Я взвешиваю ее предложение, покачивая головой.
— Это немного слишком, сладкая.
Она вздыхает.
— Тогда просто улыбка.
— Именно это я и имею в виду.
Ее слова звучат мягко, словно она разговаривает с испуганным зверьком. И, в некотором смысле, это справедливое сравнение.
— Расскажешь мне о себе? О том, почему ты не хочешь мне улыбнуться?
— Ничего личного, Дина, — я прислоняюсь к стене, опираясь руками на согнутые колени. — Я просто перестал это делать в тот же день, когда мы с Герой сбежали из дома.
Она поднимает брови, молча призывая продолжать, отчего я раздраженно выдыхаю.
— Хорошо, но тогда я получу эту чертову рубашку бесплатно, — я делаю паузу, собираясь с мыслями, прежде чем продолжить:
— Я вырос по другую сторону трущоб. Мои родители были — и остаются — воплощением бедных Примитивных. Они едва могли прокормить себя, не говоря уже о детях. Коротко говоря, я появился на свет неожиданно.

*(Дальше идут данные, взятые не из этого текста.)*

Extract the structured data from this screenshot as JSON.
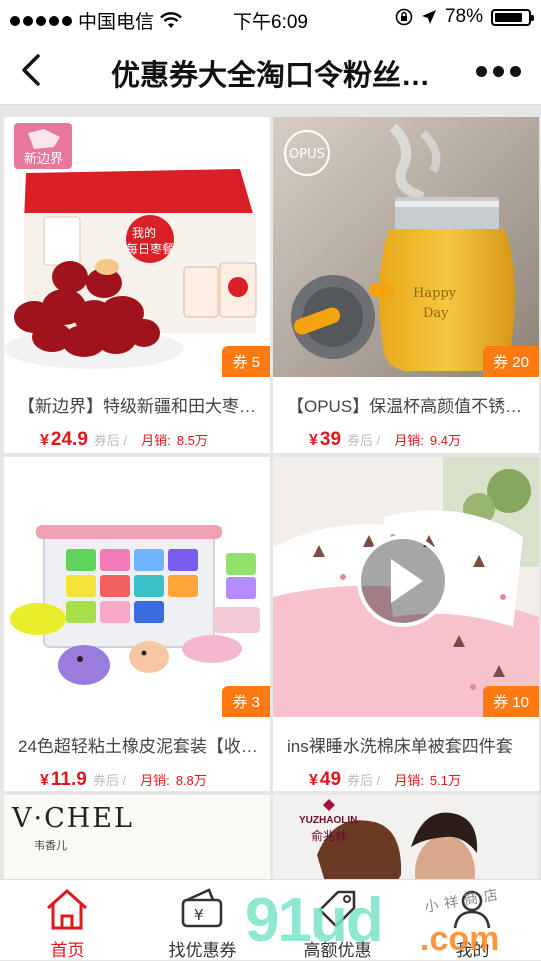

— На самом деле это было не очень-то похоже на детство, — говорю я, пожимая плечами, словно это почти не повлияло на то, в кого я превратился. — Они никогда не хотели иметь ребенка и не собирались кормить еще один рот. Но я невольно заставил их стать родителями.
Она внимательно слушает, слегка склонив голову, и, широко раскрыв глаза, упирается локтями в колени. Это, по меньшей мере, трогательно. Даже очаровательно.

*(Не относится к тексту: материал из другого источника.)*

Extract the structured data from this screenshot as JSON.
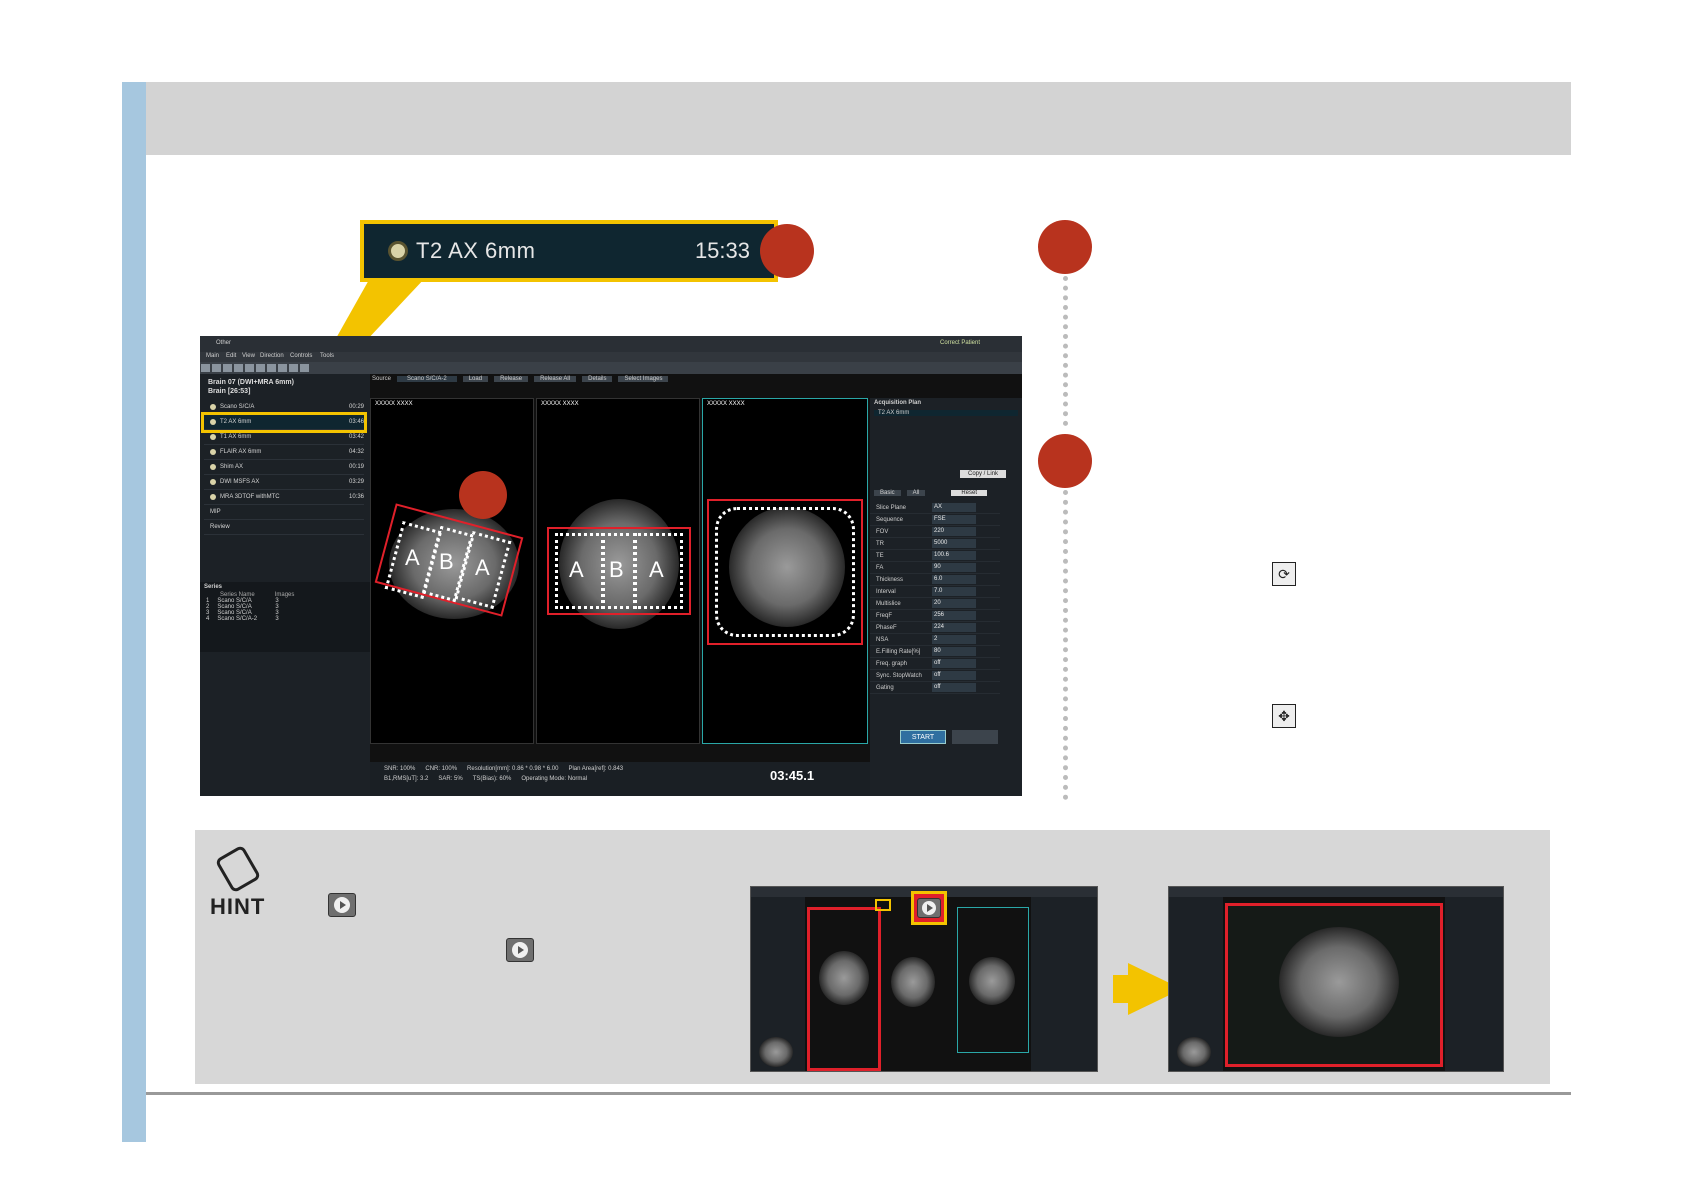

— Как и все дети Элиты, я не мог контролировать свои способности, но, поскольку моя мать была Наблюдателем, а отец — Блефом, они думали, что я просто еще один Примитивный, засоряющий трущобы, — вздыхаю. — Так было, пока я не повзрослел и не стал использовать силы тех, кто был рядом.
— Когда мне было пять лет, я чуть не поджег нашу жалкую лачугу. Тогда мои родители подумали, что хоть я и поздно проявил себя, но все же стал Блэйзером. Пока через час я не начал ползать по стенам.
Бросаю на нее взгляд и замечаю на ее лице восторг. Если бы это был кто-то другой, я бы мог подумать, что меня высмеивают. Но это Адина, да и ее взгляд — еще ничего по сравнению с тем, который у нее появляется при виде медовых булочек.
— Что было потом? — спрашивает она и ободряюще взмахивает рукой.
— Потом они начали понимать, кто я такой, — глухо произношу я, пытаясь скрыть горечь, которой пропитано каждое слово. — Они не знали, что со мной делать. Держали взаперти в нашей крошечной хижине. Гера была первым человеком, которого я увидел, кроме своих родителей. Она появилась на нашем пороге, когда мне было семь, и вскоре мы стали неразлучны, поскольку больше у нас никого не было.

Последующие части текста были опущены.